The upswing is being driven by more single-person households, while BGF Retail Co. has added a delivery service.

January 04, 2017

SEOUL, South Korea – A proliferation of singles has become a major factor in the boom of convenience stores in South Korea, the Gulf News Retail/Bloomberg reports. Over the past five years, the number of c-stores has more than doubled to reach 32,000, according to the Korea Association of Convenience Store Industry.

Analysts mark single-person households as driving the trend. Statistics Korea predicts that single-person households will be roughly a third of Korean households by 2030, a sharp rise from 20% in 2005.

“Convenience stores have more appeal to single households compared to other local businesses such as supermarkets and drug stores,” said Kim Moon-tae, a senior researcher at the Hana Institute of Finance. Supermarkets sell products in larger packages, while drug stores have an emphasis on beauty care items.

“Single households can buy as much as they need at the closest convenience store without feeling restrained, wearing anything they’d like, 24 hours a day, and I think this is one of the factors helping convenience stores grow,” said Kim Chulsik, a researcher at Yonsei University’s Institute of East and West Studies.

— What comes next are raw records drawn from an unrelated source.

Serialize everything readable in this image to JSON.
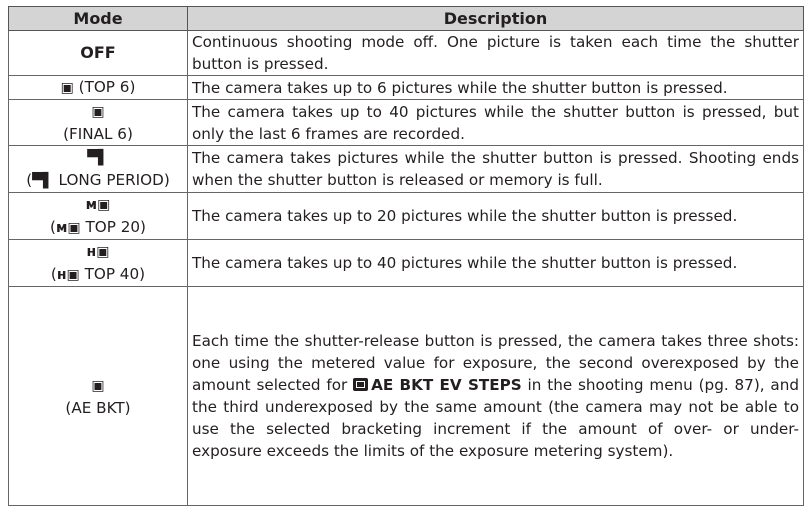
{
  "table": {
    "headers": {
      "mode": "Mode",
      "description": "Description"
    },
    "rows": [
      {
        "mode_label": "OFF",
        "description": "Continuous shooting mode off.  One picture is taken each time the shutter button is pressed."
      },
      {
        "icon": "▣",
        "mode_label": " (TOP 6)",
        "description": "The camera takes up to 6 pictures while the shutter button is pressed."
      },
      {
        "icon": "▣",
        "mode_label": "(FINAL 6)",
        "description": "The camera takes up to 40 pictures while the shutter button is pressed, but only the last 6 frames are recorded."
      },
      {
        "icon": "▀▌",
        "mode_prefix": "(",
        "inline_icon": "▀▌",
        "mode_label": " LONG PERIOD)",
        "description": "The camera takes pictures while the shutter button is pressed.  Shooting ends when the shutter button is released or memory is full."
      },
      {
        "icon": "ᴍ▣",
        "mode_prefix": "(",
        "inline_icon": "ᴍ▣",
        "mode_label": " TOP 20)",
        "description": "The camera takes up to 20 pictures while the shutter button is pressed."
      },
      {
        "icon": "ʜ▣",
        "mode_prefix": "(",
        "inline_icon": "ʜ▣",
        "mode_label": " TOP 40)",
        "description": "The camera takes up to 40 pictures while the shutter button is pressed."
      },
      {
        "icon": "▣",
        "mode_label": "(AE BKT)",
        "description_pre": "Each time the shutter-release button is pressed, the camera takes three shots: one using the metered value for exposure, the second overexposed by the amount selected for ",
        "description_menu": "AE BKT EV STEPS",
        "description_post": " in the shooting menu (pg. 87), and the third underexposed by the same amount (the camera may not be able to use the selected bracketing increment if the amount of over- or under-exposure exceeds the limits of the exposure metering system)."
      }
    ]
  }
}
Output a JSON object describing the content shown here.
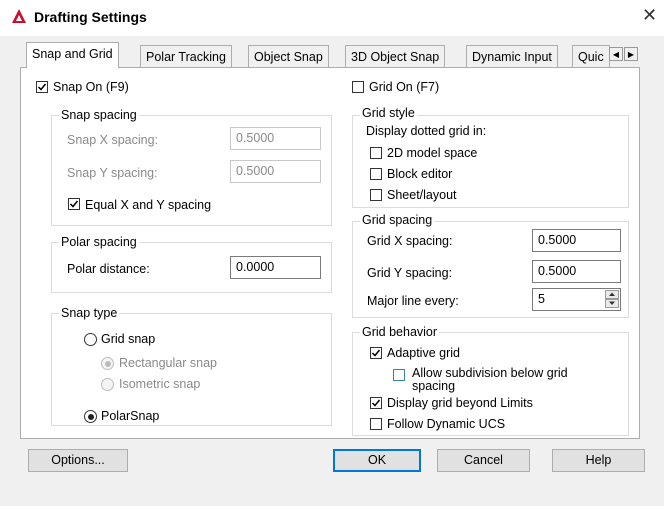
{
  "window": {
    "title": "Drafting Settings"
  },
  "tabs": [
    {
      "label": "Snap and Grid",
      "active": true
    },
    {
      "label": "Polar Tracking"
    },
    {
      "label": "Object Snap"
    },
    {
      "label": "3D Object Snap"
    },
    {
      "label": "Dynamic Input"
    },
    {
      "label": "Quic"
    }
  ],
  "snap": {
    "on_label": "Snap On (F9)",
    "on_checked": true,
    "spacing": {
      "legend": "Snap spacing",
      "x_label": "Snap X spacing:",
      "x_value": "0.5000",
      "y_label": "Snap Y spacing:",
      "y_value": "0.5000",
      "equal_label": "Equal X and Y spacing",
      "equal_checked": true
    },
    "polar": {
      "legend": "Polar spacing",
      "distance_label": "Polar distance:",
      "distance_value": "0.0000"
    },
    "type": {
      "legend": "Snap type",
      "grid_snap": "Grid snap",
      "rectangular": "Rectangular snap",
      "isometric": "Isometric snap",
      "polarsnap": "PolarSnap",
      "selected": "PolarSnap"
    }
  },
  "grid": {
    "on_label": "Grid On (F7)",
    "on_checked": false,
    "style": {
      "legend": "Grid style",
      "display_label": "Display dotted grid in:",
      "model_space": "2D model space",
      "block_editor": "Block editor",
      "sheet_layout": "Sheet/layout"
    },
    "spacing": {
      "legend": "Grid spacing",
      "x_label": "Grid X spacing:",
      "x_value": "0.5000",
      "y_label": "Grid Y spacing:",
      "y_value": "0.5000",
      "major_label": "Major line every:",
      "major_value": "5"
    },
    "behavior": {
      "legend": "Grid behavior",
      "adaptive": "Adaptive grid",
      "adaptive_checked": true,
      "subdivision_line1": "Allow subdivision below grid",
      "subdivision_line2": "spacing",
      "subdivision_checked": false,
      "beyond_limits": "Display grid beyond Limits",
      "beyond_checked": true,
      "follow_ucs": "Follow Dynamic UCS",
      "follow_checked": false
    }
  },
  "buttons": {
    "options": "Options...",
    "ok": "OK",
    "cancel": "Cancel",
    "help": "Help"
  },
  "colors": {
    "logo": "#c8102e",
    "focus_border": "#0078d7"
  }
}
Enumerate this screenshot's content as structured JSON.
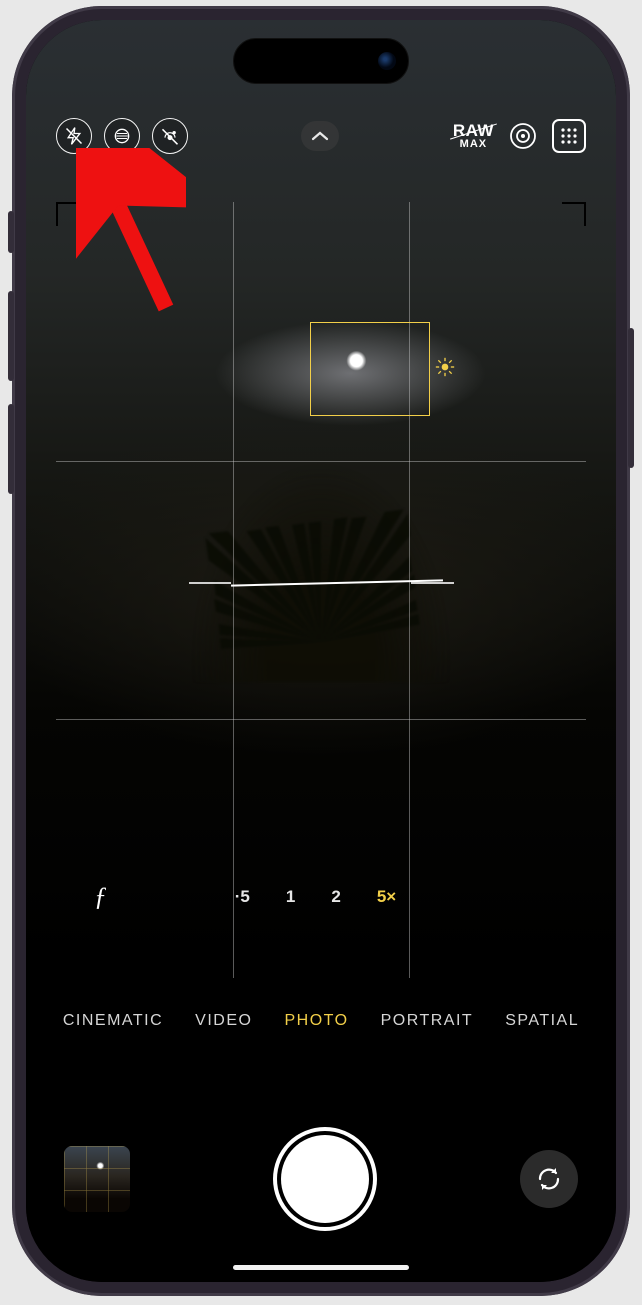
{
  "annotation": {
    "target": "night-mode-button"
  },
  "topControls": {
    "flash": {
      "name": "flash-off-icon",
      "state": "off"
    },
    "nightMode": {
      "name": "night-mode-icon",
      "state": "on"
    },
    "livePhoto": {
      "name": "live-photo-off-icon",
      "state": "off"
    },
    "chevron": {
      "name": "chevron-up-icon"
    },
    "raw": {
      "top": "RAW",
      "bottom": "MAX",
      "state": "off"
    },
    "photographicStyles": {
      "name": "target-icon"
    },
    "actionMode": {
      "name": "dots-grid-icon"
    }
  },
  "focus": {
    "exposureIcon": "sun-icon"
  },
  "zoom": {
    "apertureLabel": "ƒ",
    "options": [
      "·5",
      "1",
      "2",
      "5×"
    ],
    "active": "5×"
  },
  "modes": {
    "items": [
      "CINEMATIC",
      "VIDEO",
      "PHOTO",
      "PORTRAIT",
      "SPATIAL"
    ],
    "active": "PHOTO"
  },
  "bottom": {
    "thumbnailName": "last-photo-thumbnail",
    "shutterName": "shutter-button",
    "flipName": "camera-flip-button"
  },
  "colors": {
    "accent": "#f2cf49",
    "annotation": "#e11"
  }
}
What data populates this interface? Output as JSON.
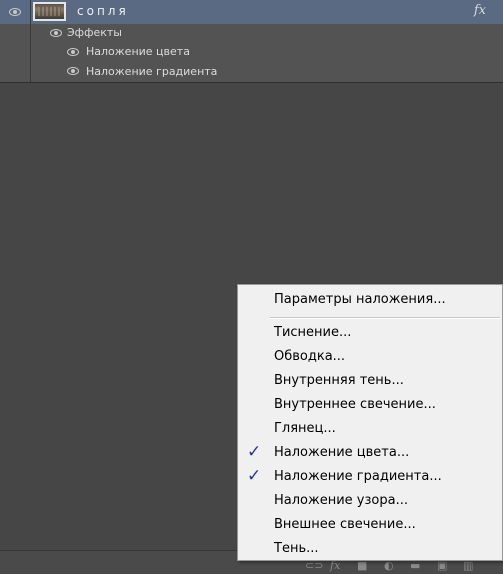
{
  "layer": {
    "name": "сопля",
    "fx_label": "fx",
    "effects_label": "Эффекты",
    "effects": [
      "Наложение цвета",
      "Наложение градиента"
    ]
  },
  "context_menu": {
    "items": [
      {
        "label": "Параметры наложения...",
        "checked": false
      },
      {
        "label": "Тиснение...",
        "checked": false
      },
      {
        "label": "Обводка...",
        "checked": false
      },
      {
        "label": "Внутренняя тень...",
        "checked": false
      },
      {
        "label": "Внутреннее свечение...",
        "checked": false
      },
      {
        "label": "Глянец...",
        "checked": false
      },
      {
        "label": "Наложение цвета...",
        "checked": true
      },
      {
        "label": "Наложение градиента...",
        "checked": true
      },
      {
        "label": "Наложение узора...",
        "checked": false
      },
      {
        "label": "Внешнее свечение...",
        "checked": false
      },
      {
        "label": "Тень...",
        "checked": false
      }
    ],
    "check_mark": "✓"
  },
  "colors": {
    "panel_bg": "#464646",
    "selected_layer": "#5a6a82",
    "menu_bg": "#f0f0f0",
    "check": "#1d3a9a"
  }
}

Also fueling the trend is how convenience stores adapt to what singles need. A few years ago, c-store owner Park Byung-su added hardware products after specialty stores began closing. “Before then, most of our goods were just snacks,” he said.

CU, an 8,000-unit chain, has begun BFG Post, a c-store-specific delivery service, Retail News Asia reports. CU had operated CVS Net, which delivered parcels for CU and GS25 convenience stores. Now, GS25 will run CVS Net on its own.